L'enjeu prend une dimension nouvelle avec l'adoption de l'IA en entreprise. Un DPO qui serait également responsable de l'implémentation d'outils d'IA traitant des données personnelles se trouverait en situation de conflit : il devrait à la fois piloter le projet et en contrôler la conformité. La CNIL rappelle que l'indépendance du DPO est un principe fondamental et que certains cumuls de fonctions sont incompatibles par nature.
- Cartographier les missions confiées au DPO et vérifier l'absence de conflit d'intérêts.
- Si l'IA est déployée, s'assurer que le DPO n'est pas simultanément responsable opérationnel du projet IA.

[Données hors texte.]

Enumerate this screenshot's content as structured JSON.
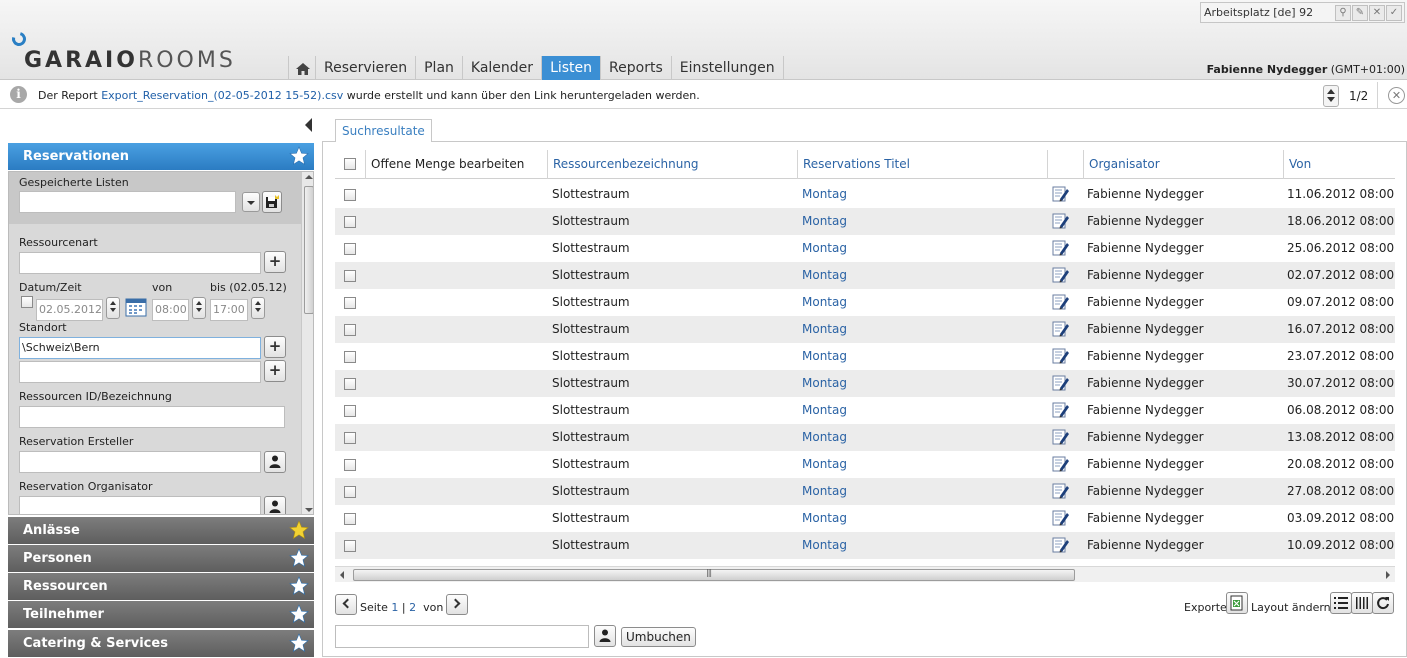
{
  "header": {
    "logo": {
      "bold": "GARAIO",
      "light": "ROOMS"
    },
    "workspace": "Arbeitsplatz [de] 92",
    "nav": [
      "Reservieren",
      "Plan",
      "Kalender",
      "Listen",
      "Reports",
      "Einstellungen"
    ],
    "nav_active": "Listen",
    "user": {
      "name": "Fabienne Nydegger",
      "tz": " (GMT+01:00)"
    }
  },
  "notification": {
    "prefix": "Der Report ",
    "link": "Export_Reservation_(02-05-2012 15-52).csv",
    "suffix": " wurde erstellt und kann über den Link heruntergeladen werden.",
    "page": "1/2"
  },
  "left_panel": {
    "sections": [
      {
        "label": "Reservationen",
        "active": true,
        "star": "white-star-icon"
      },
      {
        "label": "Anlässe",
        "active": false,
        "star": "yellow-star-icon"
      },
      {
        "label": "Personen",
        "active": false,
        "star": "white-star-icon"
      },
      {
        "label": "Ressourcen",
        "active": false,
        "star": "white-star-icon"
      },
      {
        "label": "Teilnehmer",
        "active": false,
        "star": "white-star-icon"
      },
      {
        "label": "Catering & Services",
        "active": false,
        "star": "white-star-icon"
      }
    ],
    "filters": {
      "saved_lists_label": "Gespeicherte Listen",
      "saved_lists_value": "",
      "resource_type_label": "Ressourcenart",
      "resource_type_value": "",
      "datetime_label": "Datum/Zeit",
      "von_label": "von",
      "bis_label": "bis (02.05.12)",
      "date_value": "02.05.2012",
      "from_time": "08:00",
      "to_time": "17:00",
      "location_label": "Standort",
      "location_value": "\\Schweiz\\Bern",
      "location_value2": "",
      "resource_id_label": "Ressourcen ID/Bezeichnung",
      "resource_id_value": "",
      "creator_label": "Reservation Ersteller",
      "creator_value": "",
      "organizer_label": "Reservation Organisator",
      "organizer_value": ""
    }
  },
  "results": {
    "tab": "Suchresultate",
    "columns": {
      "col1": "Offene Menge bearbeiten",
      "col2": "Ressourcenbezeichnung",
      "col3": "Reservations Titel",
      "col4": "Organisator",
      "col5": "Von"
    },
    "rows": [
      {
        "resource": "Slottestraum",
        "title": "Montag",
        "organizer": "Fabienne Nydegger",
        "from": "11.06.2012 08:00"
      },
      {
        "resource": "Slottestraum",
        "title": "Montag",
        "organizer": "Fabienne Nydegger",
        "from": "18.06.2012 08:00"
      },
      {
        "resource": "Slottestraum",
        "title": "Montag",
        "organizer": "Fabienne Nydegger",
        "from": "25.06.2012 08:00"
      },
      {
        "resource": "Slottestraum",
        "title": "Montag",
        "organizer": "Fabienne Nydegger",
        "from": "02.07.2012 08:00"
      },
      {
        "resource": "Slottestraum",
        "title": "Montag",
        "organizer": "Fabienne Nydegger",
        "from": "09.07.2012 08:00"
      },
      {
        "resource": "Slottestraum",
        "title": "Montag",
        "organizer": "Fabienne Nydegger",
        "from": "16.07.2012 08:00"
      },
      {
        "resource": "Slottestraum",
        "title": "Montag",
        "organizer": "Fabienne Nydegger",
        "from": "23.07.2012 08:00"
      },
      {
        "resource": "Slottestraum",
        "title": "Montag",
        "organizer": "Fabienne Nydegger",
        "from": "30.07.2012 08:00"
      },
      {
        "resource": "Slottestraum",
        "title": "Montag",
        "organizer": "Fabienne Nydegger",
        "from": "06.08.2012 08:00"
      },
      {
        "resource": "Slottestraum",
        "title": "Montag",
        "organizer": "Fabienne Nydegger",
        "from": "13.08.2012 08:00"
      },
      {
        "resource": "Slottestraum",
        "title": "Montag",
        "organizer": "Fabienne Nydegger",
        "from": "20.08.2012 08:00"
      },
      {
        "resource": "Slottestraum",
        "title": "Montag",
        "organizer": "Fabienne Nydegger",
        "from": "27.08.2012 08:00"
      },
      {
        "resource": "Slottestraum",
        "title": "Montag",
        "organizer": "Fabienne Nydegger",
        "from": "03.09.2012 08:00"
      },
      {
        "resource": "Slottestraum",
        "title": "Montag",
        "organizer": "Fabienne Nydegger",
        "from": "10.09.2012 08:00"
      }
    ],
    "pagination": {
      "seite": "Seite",
      "p1": "1",
      "sep": "|",
      "p2": "2",
      "von": "von",
      "total": "2"
    },
    "export_label": "Exporte",
    "layout_label": "Layout ändern",
    "bottom_input": "",
    "umbuchen": "Umbuchen"
  }
}
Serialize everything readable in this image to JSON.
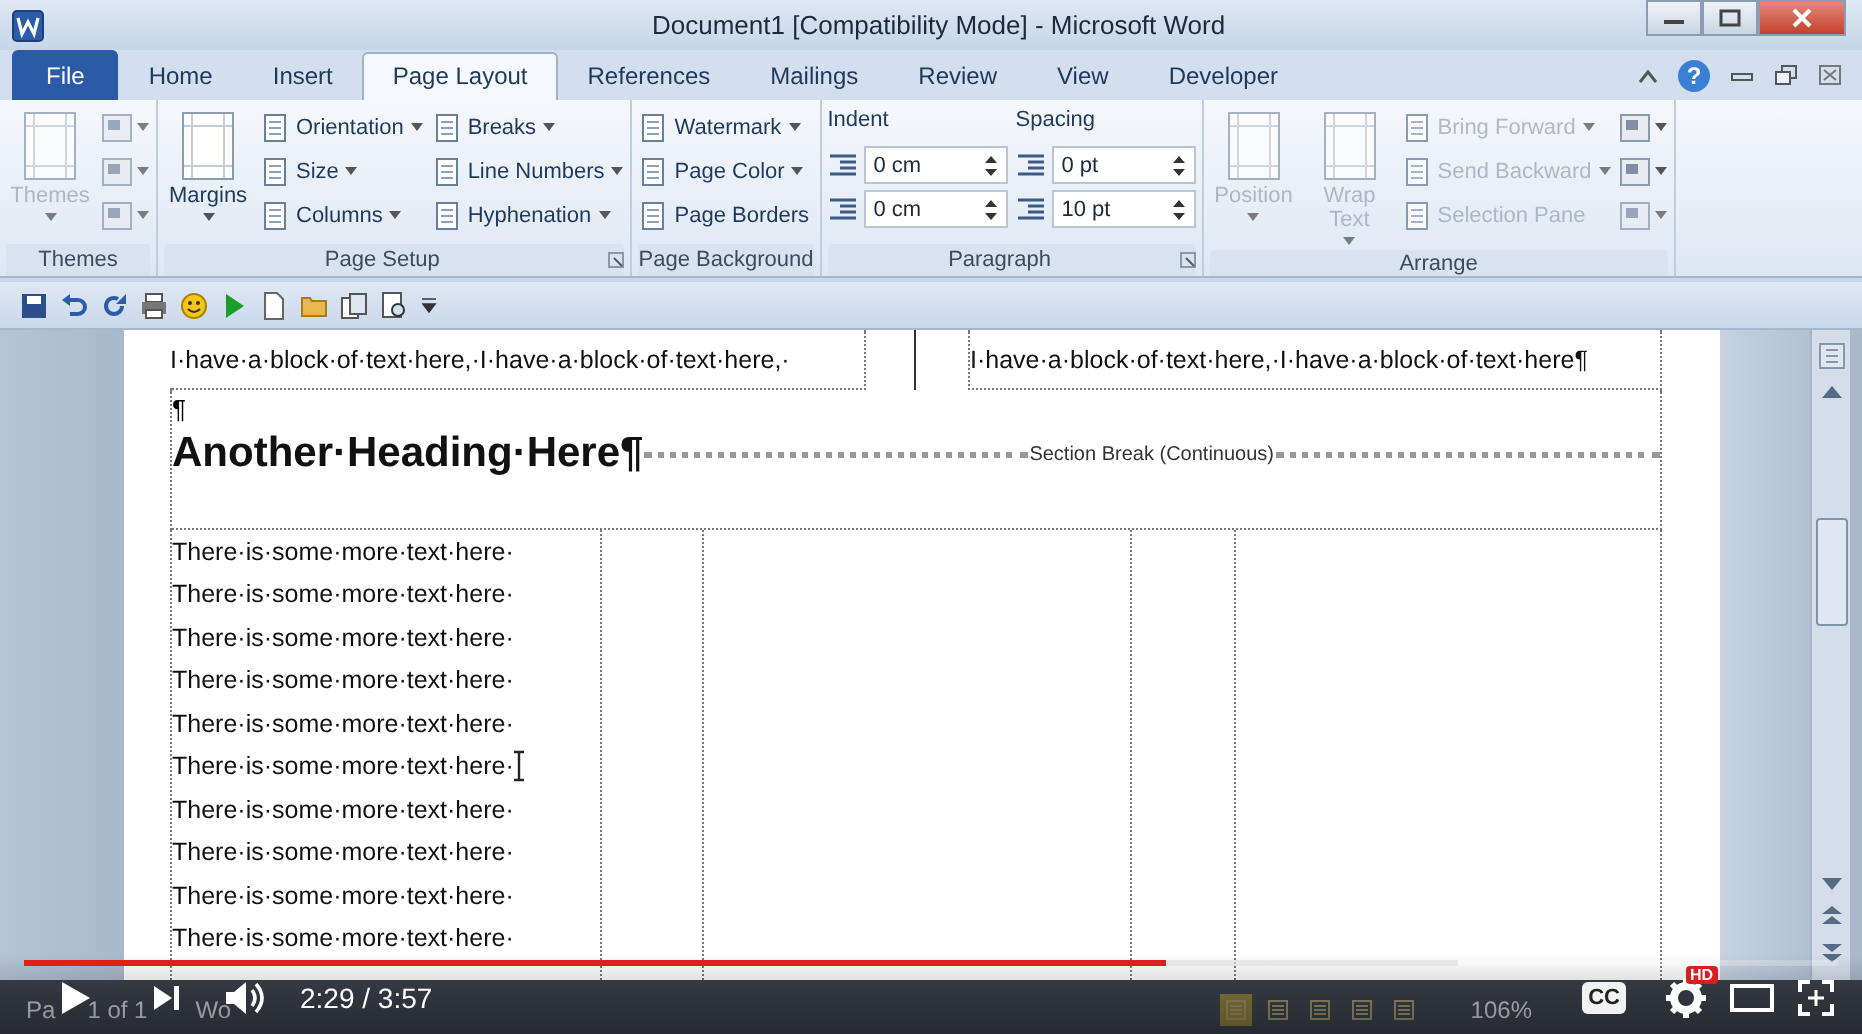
{
  "window": {
    "title": "Document1 [Compatibility Mode] - Microsoft Word",
    "help": "?"
  },
  "tabs": [
    {
      "label": "File",
      "kind": "file",
      "selected": false
    },
    {
      "label": "Home",
      "kind": "tab",
      "selected": false
    },
    {
      "label": "Insert",
      "kind": "tab",
      "selected": false
    },
    {
      "label": "Page Layout",
      "kind": "tab",
      "selected": true
    },
    {
      "label": "References",
      "kind": "tab",
      "selected": false
    },
    {
      "label": "Mailings",
      "kind": "tab",
      "selected": false
    },
    {
      "label": "Review",
      "kind": "tab",
      "selected": false
    },
    {
      "label": "View",
      "kind": "tab",
      "selected": false
    },
    {
      "label": "Developer",
      "kind": "tab",
      "selected": false
    }
  ],
  "ribbon": [
    {
      "label": "Themes",
      "launcher": false,
      "columns": [
        {
          "items": [
            {
              "kind": "large",
              "label": "Themes",
              "disabled": true,
              "dropdown": true
            }
          ]
        },
        {
          "items": [
            {
              "kind": "icon",
              "disabled": true,
              "dropdown": true
            },
            {
              "kind": "icon",
              "disabled": true,
              "dropdown": true
            },
            {
              "kind": "icon",
              "disabled": true,
              "dropdown": true
            }
          ]
        }
      ]
    },
    {
      "label": "Page Setup",
      "launcher": true,
      "columns": [
        {
          "items": [
            {
              "kind": "large",
              "label": "Margins",
              "disabled": false,
              "dropdown": true
            }
          ]
        },
        {
          "items": [
            {
              "kind": "small",
              "label": "Orientation",
              "disabled": false,
              "dropdown": true
            },
            {
              "kind": "small",
              "label": "Size",
              "disabled": false,
              "dropdown": true
            },
            {
              "kind": "small",
              "label": "Columns",
              "disabled": false,
              "dropdown": true
            }
          ]
        },
        {
          "items": [
            {
              "kind": "small",
              "label": "Breaks",
              "disabled": false,
              "dropdown": true
            },
            {
              "kind": "small",
              "label": "Line Numbers",
              "disabled": false,
              "dropdown": true
            },
            {
              "kind": "small",
              "label": "Hyphenation",
              "disabled": false,
              "dropdown": true
            }
          ]
        }
      ]
    },
    {
      "label": "Page Background",
      "launcher": false,
      "columns": [
        {
          "items": [
            {
              "kind": "small",
              "label": "Watermark",
              "disabled": false,
              "dropdown": true
            },
            {
              "kind": "small",
              "label": "Page Color",
              "disabled": false,
              "dropdown": true
            },
            {
              "kind": "small",
              "label": "Page Borders",
              "disabled": false,
              "dropdown": false
            }
          ]
        }
      ]
    },
    {
      "label": "Paragraph",
      "launcher": true,
      "columns": [
        {
          "heading": "Indent",
          "items": [
            {
              "kind": "spin",
              "value": "0 cm",
              "disabled": false
            },
            {
              "kind": "spin",
              "value": "0 cm",
              "disabled": false
            }
          ]
        },
        {
          "heading": "Spacing",
          "items": [
            {
              "kind": "spin",
              "value": "0 pt",
              "disabled": false
            },
            {
              "kind": "spin",
              "value": "10 pt",
              "disabled": false
            }
          ]
        }
      ]
    },
    {
      "label": "Arrange",
      "launcher": false,
      "columns": [
        {
          "items": [
            {
              "kind": "large",
              "label": "Position",
              "disabled": true,
              "dropdown": true
            }
          ]
        },
        {
          "items": [
            {
              "kind": "large",
              "label": "Wrap Text",
              "disabled": true,
              "dropdown": true
            }
          ]
        },
        {
          "items": [
            {
              "kind": "small",
              "label": "Bring Forward",
              "disabled": true,
              "dropdown": true
            },
            {
              "kind": "small",
              "label": "Send Backward",
              "disabled": true,
              "dropdown": true
            },
            {
              "kind": "small",
              "label": "Selection Pane",
              "disabled": true,
              "dropdown": false
            }
          ]
        },
        {
          "items": [
            {
              "kind": "icon",
              "disabled": false,
              "dropdown": true
            },
            {
              "kind": "icon",
              "disabled": false,
              "dropdown": true
            },
            {
              "kind": "icon",
              "disabled": true,
              "dropdown": true
            }
          ]
        }
      ]
    }
  ],
  "document": {
    "top_row": [
      "I·have·a·block·of·text·here,·I·have·a·block·of·text·here,·",
      "I·have·a·block·of·text·here,·I·have·a·block·of·text·here¶"
    ],
    "pilcrow": "¶",
    "heading": "Another·Heading·Here¶",
    "section_break": "Section Break (Continuous)",
    "lines": [
      {
        "text": "There·is·some·more·text·here·",
        "cursor": false
      },
      {
        "text": "There·is·some·more·text·here·",
        "cursor": false
      },
      {
        "text": "There·is·some·more·text·here·",
        "cursor": false
      },
      {
        "text": "There·is·some·more·text·here·",
        "cursor": false
      },
      {
        "text": "There·is·some·more·text·here·",
        "cursor": false
      },
      {
        "text": "There·is·some·more·text·here·",
        "cursor": true
      },
      {
        "text": "There·is·some·more·text·here·",
        "cursor": false
      },
      {
        "text": "There·is·some·more·text·here·",
        "cursor": false
      },
      {
        "text": "There·is·some·more·text·here·",
        "cursor": false
      },
      {
        "text": "There·is·some·more·text·here·",
        "cursor": false
      }
    ]
  },
  "status_bar": {
    "left": [
      "Pa",
      "1 of 1",
      "Wo"
    ],
    "zoom": "106%"
  },
  "player": {
    "level": 0.63,
    "time": "2:29 / 3:57",
    "captions": "CC",
    "quality": "HD"
  }
}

- Consulter les exigences RGPD applicables à l'IA pour anticiper les situations à risque.
L'éclairage ORBIT
Dans une PME, les fonctions sont souvent cumulées par nécessité. Mais l'arrivée de l'IA introduit de nouveaux traitements de données qui exigent un regard indépendant. Si votre DPO est aussi votre référent IA, il est temps de clarifier les rôles : la gouvernance de l'IA ne peut se réduire à une seule personne juge et partie. Une séparation claire entre pilotage opérationnel et contrôle de conformité est indispensable.